As OsFTL10 expression can be influenced by different growth regulators and abiotic stresses such as ABA and mannitol treatments, the drought stress tolerance in transgenic plants was investigated. Transgenic and WT seedlings grown under normal conditions with similar vitality were used for treatment (Figs. 6A, 6D). When water was withheld for 25 days from the seedlings of the OsFTL10 overexpressing plants (ox2, ox5, and ox8) and the WT plants, obvious drought stress phenotypes were observed (Fig. 6B). Compared with the WT plants, leaf rolling and browning were delayed in the OsFTL10 overexpressing plants. Three days after re-watering, most of the OsFTL10 overexpressing plants survived, whereas the WT plants withered and died (Fig. 6C). The average survival rate for WT, ox2, ox5 and ox8 plants were 6%, 84%, 88% and 91%, respectively (Fig. 6G). Similar treatment was performed on OsFTL10 RNAi lines (i1, i2, and i5) and the WT plants, except that water withholding time was reduced to 20 days (Fig. 6E). The OsFTL10 RNAi plants were found to be more sensitive to drought stress, and after re-watering, most of the WT remained viable, whereas the RNAi plants died (Fig. 6F). The survival rate for WT, i1, i2 and i5 plants were 92%, 14%, 6% and 8%, respectively (Fig. 6H). These results suggested correlation of drought tolerance with OsFTL10 expression. In transgenic rice plants overexpressing OsFTL10 acquired significantly drought tolerance, whilst the suppression of OsFTL10 resulted in drought sensitivity.
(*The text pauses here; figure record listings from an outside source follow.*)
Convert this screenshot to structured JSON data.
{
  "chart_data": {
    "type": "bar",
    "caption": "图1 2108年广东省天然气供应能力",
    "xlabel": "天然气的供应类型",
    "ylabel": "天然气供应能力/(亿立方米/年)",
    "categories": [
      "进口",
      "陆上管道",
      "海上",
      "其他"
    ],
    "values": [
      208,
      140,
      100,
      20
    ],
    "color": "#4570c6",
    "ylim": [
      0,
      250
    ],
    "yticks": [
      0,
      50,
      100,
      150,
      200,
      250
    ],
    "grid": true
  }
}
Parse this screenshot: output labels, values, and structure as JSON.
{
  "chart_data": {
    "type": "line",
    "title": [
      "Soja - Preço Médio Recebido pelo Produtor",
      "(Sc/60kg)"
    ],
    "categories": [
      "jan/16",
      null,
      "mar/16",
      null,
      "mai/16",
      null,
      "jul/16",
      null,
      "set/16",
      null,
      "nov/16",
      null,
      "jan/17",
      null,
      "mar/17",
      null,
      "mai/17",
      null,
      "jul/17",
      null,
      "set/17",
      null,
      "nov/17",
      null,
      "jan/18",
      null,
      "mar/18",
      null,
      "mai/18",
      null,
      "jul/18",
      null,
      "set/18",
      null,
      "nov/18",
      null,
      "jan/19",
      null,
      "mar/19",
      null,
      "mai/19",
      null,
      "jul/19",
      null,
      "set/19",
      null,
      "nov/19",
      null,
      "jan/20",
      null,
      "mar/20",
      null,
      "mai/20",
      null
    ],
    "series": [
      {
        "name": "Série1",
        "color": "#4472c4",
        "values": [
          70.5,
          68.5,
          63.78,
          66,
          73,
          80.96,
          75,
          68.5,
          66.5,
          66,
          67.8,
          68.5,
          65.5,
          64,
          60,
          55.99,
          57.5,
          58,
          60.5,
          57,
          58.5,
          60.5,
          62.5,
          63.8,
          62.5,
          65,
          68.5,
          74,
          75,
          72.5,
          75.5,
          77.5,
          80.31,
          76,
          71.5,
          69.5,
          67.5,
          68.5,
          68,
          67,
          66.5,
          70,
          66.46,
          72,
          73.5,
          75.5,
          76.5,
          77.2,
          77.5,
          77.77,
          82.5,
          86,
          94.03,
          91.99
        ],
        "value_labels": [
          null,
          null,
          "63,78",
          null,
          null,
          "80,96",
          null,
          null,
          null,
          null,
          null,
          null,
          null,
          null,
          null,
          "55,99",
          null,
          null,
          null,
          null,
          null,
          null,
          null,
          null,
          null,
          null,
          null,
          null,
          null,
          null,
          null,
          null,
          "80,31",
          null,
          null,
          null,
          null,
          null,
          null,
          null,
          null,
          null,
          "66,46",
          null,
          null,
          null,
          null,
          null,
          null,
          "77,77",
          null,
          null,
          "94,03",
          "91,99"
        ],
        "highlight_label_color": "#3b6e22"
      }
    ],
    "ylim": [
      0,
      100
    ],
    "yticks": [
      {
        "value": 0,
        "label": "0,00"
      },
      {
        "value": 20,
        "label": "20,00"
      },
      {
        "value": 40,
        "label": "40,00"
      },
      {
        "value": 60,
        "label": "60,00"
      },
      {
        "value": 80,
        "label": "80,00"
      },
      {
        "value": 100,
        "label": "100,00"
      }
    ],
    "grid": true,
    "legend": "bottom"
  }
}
Influence of OsFTL10 on the expression of drought stress-related genes

Environmental stresses and other external signals can induce complex responses in plants including changes in gene transcription, protein synthesis and metabolism. Studies in different plant species have revealed key genes and proteins involved in stress signaling and transcriptional regulation (Ito et al., 2006; Shinozaki & Yamaguchi-Shinozaki, 2007; Molina et al., 2008; Nakashima et al., 2011; Rai & Penna, 2013; Janiak, Kwaśniewski & Szarejko, 2016). To elucidate the mechanisms of OsFTL10 on drought tolerance, the expression of stress-related transcription factors in stable transgenic plants under drought stress was revealed. Seedlings from WT, i5 and ox8 were collected for drought stress treatment, and RNAs were extracted for qRT-PCR analysis.
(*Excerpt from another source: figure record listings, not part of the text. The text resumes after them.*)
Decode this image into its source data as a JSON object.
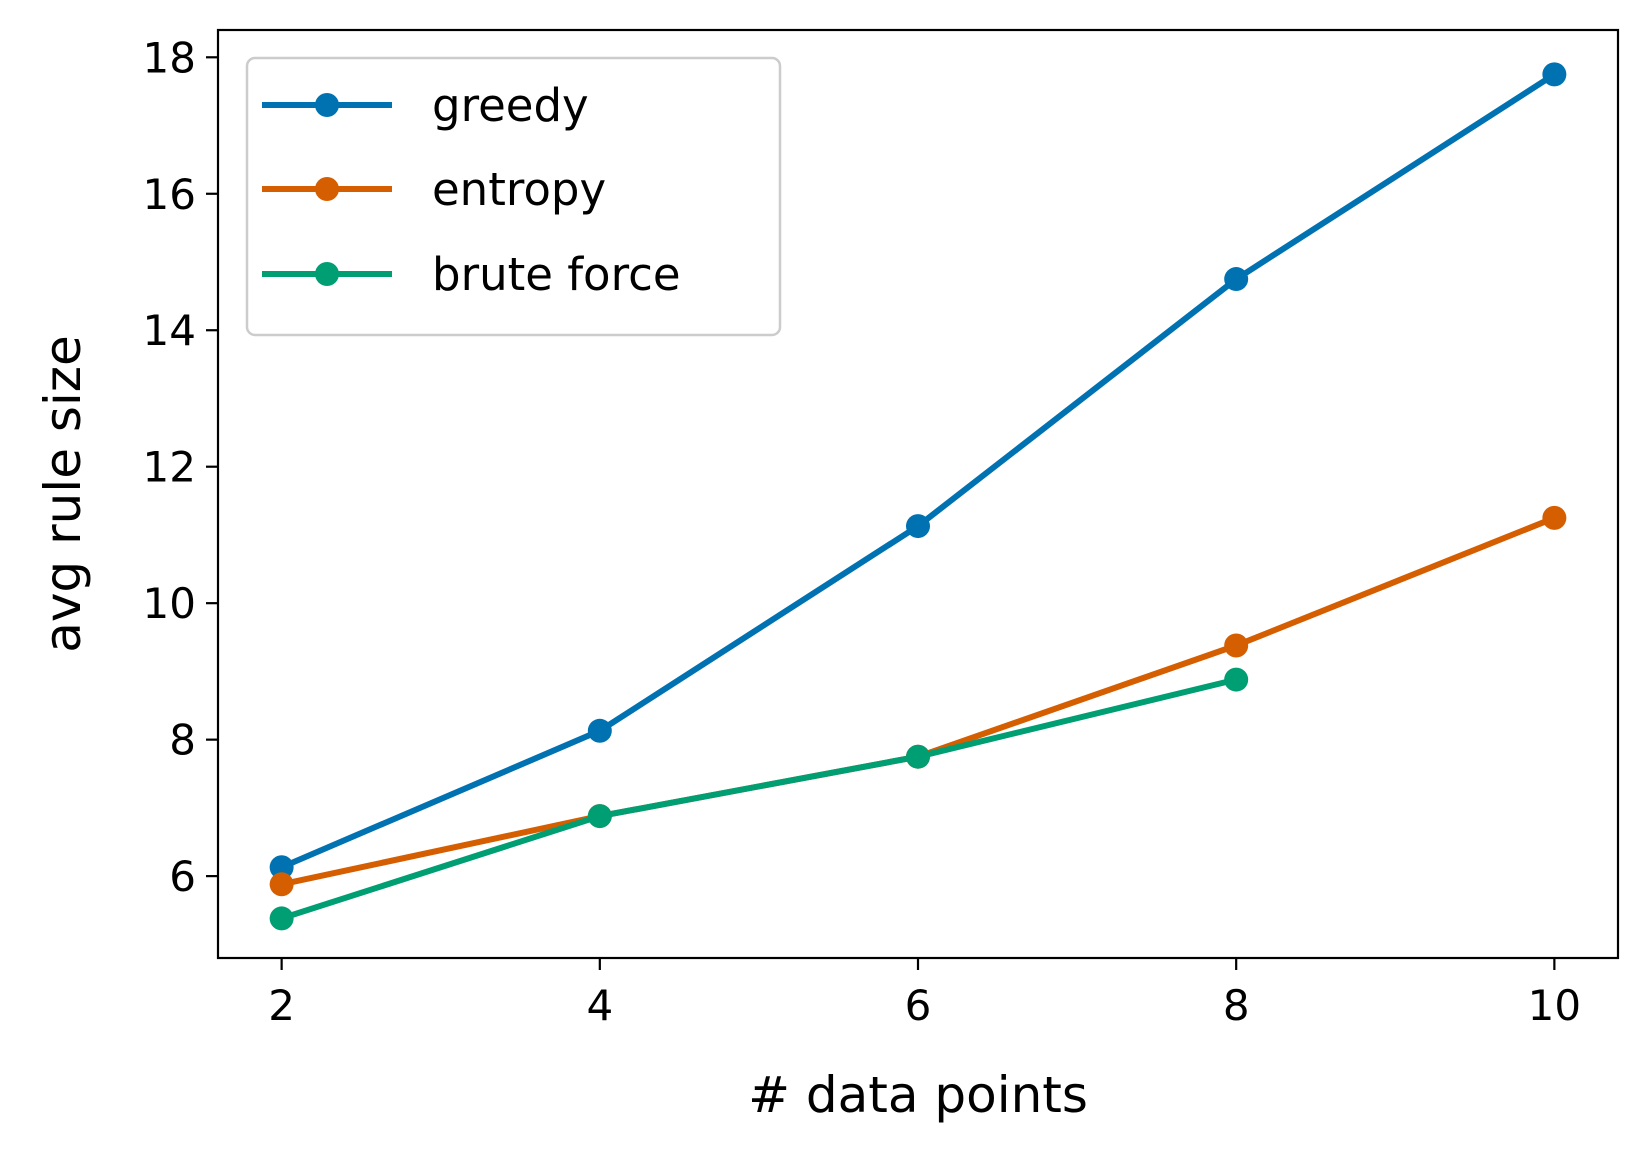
{
  "chart_data": {
    "type": "line",
    "title": "",
    "xlabel": "# data points",
    "ylabel": "avg rule size",
    "x": [
      2,
      4,
      6,
      8,
      10
    ],
    "xlim": [
      1.6,
      10.4
    ],
    "ylim": [
      4.8,
      18.4
    ],
    "xticks": [
      2,
      4,
      6,
      8,
      10
    ],
    "yticks": [
      6,
      8,
      10,
      12,
      14,
      16,
      18
    ],
    "grid": false,
    "legend_position": "top-left",
    "series": [
      {
        "name": "greedy",
        "color": "#0072B2",
        "values": [
          6.13,
          8.13,
          11.13,
          14.75,
          17.75
        ]
      },
      {
        "name": "entropy",
        "color": "#D55E00",
        "values": [
          5.88,
          6.88,
          7.75,
          9.38,
          11.25
        ]
      },
      {
        "name": "brute force",
        "color": "#009E73",
        "values": [
          5.38,
          6.88,
          7.75,
          8.88,
          null
        ]
      }
    ]
  }
}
OsDREB2A is a drought inducible transcription factor found in rice, which shows increased expression upon drought stress treatment and constitutive expression of this gene results in drought tolerance of transgenic plants (Ito et al., 2006). The expression of this gene was rapidly induced in WT plants and ox8 upon drought stress, a response which continued for 24 h. However, the expression level increased significantly after 8 h of treatment in ox8 compared to WT plants. In i5, the expression of OsDREB2A decreased after 8 h of treatment (Fig. 6I).
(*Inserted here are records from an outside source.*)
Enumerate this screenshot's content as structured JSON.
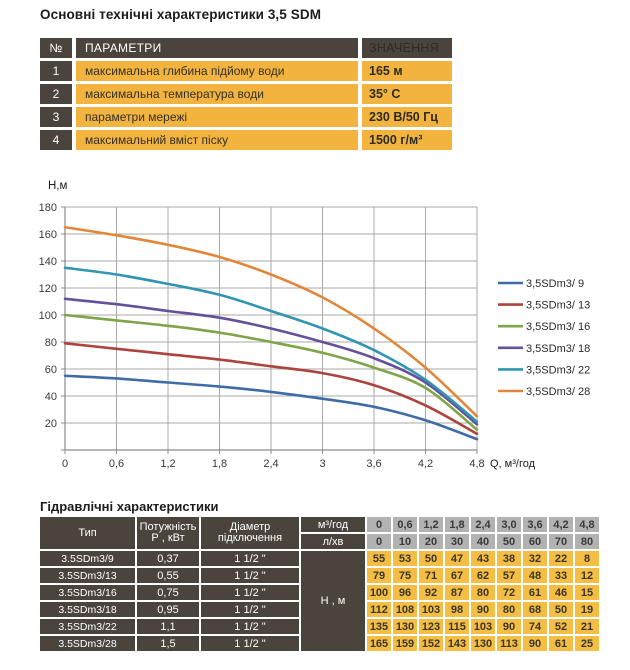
{
  "title": "Основні технічні характеристики 3,5 SDM",
  "colors": {
    "dark_cell": "#4A443C",
    "yellow_cell_top": "#F2B43E",
    "yellow_cell_bottom": "#F4BE44",
    "gray_cell": "#B2B2B2",
    "grid_line": "#A8A8A8",
    "axis_line": "#8C8C8C",
    "text_dark": "#33302B"
  },
  "specs": {
    "headers": {
      "num": "№",
      "param": "ПАРАМЕТРИ",
      "value": "ЗНАЧЕННЯ"
    },
    "rows": [
      {
        "num": "1",
        "param": "максимальна глибина підйому води",
        "value": "165 м"
      },
      {
        "num": "2",
        "param": "максимальна температура води",
        "value": "35° C"
      },
      {
        "num": "3",
        "param": "параметри мережі",
        "value": "230 В/50 Гц"
      },
      {
        "num": "4",
        "param": "максимальний вміст піску",
        "value": "1500 г/м³"
      }
    ]
  },
  "chart_data": {
    "type": "line",
    "title": "",
    "ylabel": "Н,м",
    "xlabel": "Q,  м³/год",
    "x": [
      0,
      0.6,
      1.2,
      1.8,
      2.4,
      3.0,
      3.6,
      4.2,
      4.8
    ],
    "x_tick_labels": [
      "0",
      "0,6",
      "1,2",
      "1,8",
      "2,4",
      "3",
      "3,6",
      "4,2",
      "4,8"
    ],
    "xlim": [
      0,
      4.8
    ],
    "ylim": [
      0,
      180
    ],
    "y_ticks": [
      20,
      40,
      60,
      80,
      100,
      120,
      140,
      160,
      180
    ],
    "grid": true,
    "legend_position": "right",
    "series": [
      {
        "name": "3,5SDm3/ 9",
        "color": "#3F6CA6",
        "values": [
          55,
          53,
          50,
          47,
          43,
          38,
          32,
          22,
          8
        ]
      },
      {
        "name": "3,5SDm3/ 13",
        "color": "#AC443D",
        "values": [
          79,
          75,
          71,
          67,
          62,
          57,
          48,
          33,
          12
        ]
      },
      {
        "name": "3,5SDm3/ 16",
        "color": "#7EA548",
        "values": [
          100,
          96,
          92,
          87,
          80,
          72,
          61,
          46,
          15
        ]
      },
      {
        "name": "3,5SDm3/ 18",
        "color": "#66509A",
        "values": [
          112,
          108,
          103,
          98,
          90,
          80,
          68,
          50,
          19
        ]
      },
      {
        "name": "3,5SDm3/ 22",
        "color": "#3095B2",
        "values": [
          135,
          130,
          123,
          115,
          103,
          90,
          74,
          52,
          21
        ]
      },
      {
        "name": "3,5SDm3/ 28",
        "color": "#E2873A",
        "values": [
          165,
          159,
          152,
          143,
          130,
          113,
          90,
          61,
          25
        ]
      }
    ]
  },
  "hydraulics": {
    "title": "Гідравлічні характеристики",
    "col_headers": {
      "type": "Тип",
      "power_l1": "Потужність",
      "power_l2": "Р , кВт",
      "diameter_l1": "Діаметр",
      "diameter_l2": "підключення",
      "flow_m3": "м³/год",
      "flow_l": "л/хв",
      "head": "Н , м"
    },
    "flow_m3_values": [
      "0",
      "0,6",
      "1,2",
      "1,8",
      "2,4",
      "3,0",
      "3,6",
      "4,2",
      "4,8"
    ],
    "flow_l_values": [
      "0",
      "10",
      "20",
      "30",
      "40",
      "50",
      "60",
      "70",
      "80"
    ],
    "rows": [
      {
        "type": "3.5SDm3/9",
        "power": "0,37",
        "diameter": "1 1/2 \"",
        "values": [
          "55",
          "53",
          "50",
          "47",
          "43",
          "38",
          "32",
          "22",
          "8"
        ]
      },
      {
        "type": "3.5SDm3/13",
        "power": "0,55",
        "diameter": "1 1/2 \"",
        "values": [
          "79",
          "75",
          "71",
          "67",
          "62",
          "57",
          "48",
          "33",
          "12"
        ]
      },
      {
        "type": "3.5SDm3/16",
        "power": "0,75",
        "diameter": "1 1/2 \"",
        "values": [
          "100",
          "96",
          "92",
          "87",
          "80",
          "72",
          "61",
          "46",
          "15"
        ]
      },
      {
        "type": "3.5SDm3/18",
        "power": "0,95",
        "diameter": "1 1/2 \"",
        "values": [
          "112",
          "108",
          "103",
          "98",
          "90",
          "80",
          "68",
          "50",
          "19"
        ]
      },
      {
        "type": "3.5SDm3/22",
        "power": "1,1",
        "diameter": "1 1/2 \"",
        "values": [
          "135",
          "130",
          "123",
          "115",
          "103",
          "90",
          "74",
          "52",
          "21"
        ]
      },
      {
        "type": "3.5SDm3/28",
        "power": "1,5",
        "diameter": "1 1/2 \"",
        "values": [
          "165",
          "159",
          "152",
          "143",
          "130",
          "113",
          "90",
          "61",
          "25"
        ]
      }
    ]
  }
}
bZIP23, a transcription factor that confers ABA-dependent drought resistance in rice (Xiang et al., 2008), has also been shown to be induced by drought stress. Overexpression of this gene resulted in drought tolerance in transgenic plants. The expression of bZIP23 was rapidly induced in WT, ox8 and i5 plants under drought stress, whilst its expression decreased after 8 h in both WT and i5 plants. In ox8, the high expression level of this gene was maintained for 24 h (Fig. 6J).

SNAC1 gene belongs to the stress-related NAC superfamily of transcription factors. SNAC1 expression was induced rapidly in WT, i5 and ox8 plants. In ox8, the expression of this gene showed higher expression levels after induction which were maintained after 24 h. Together, these results suggested that overexpression of OsFTL10 improved drought stress tolerance in rice by modulating the expression of stress responsive genes (Fig. 6K).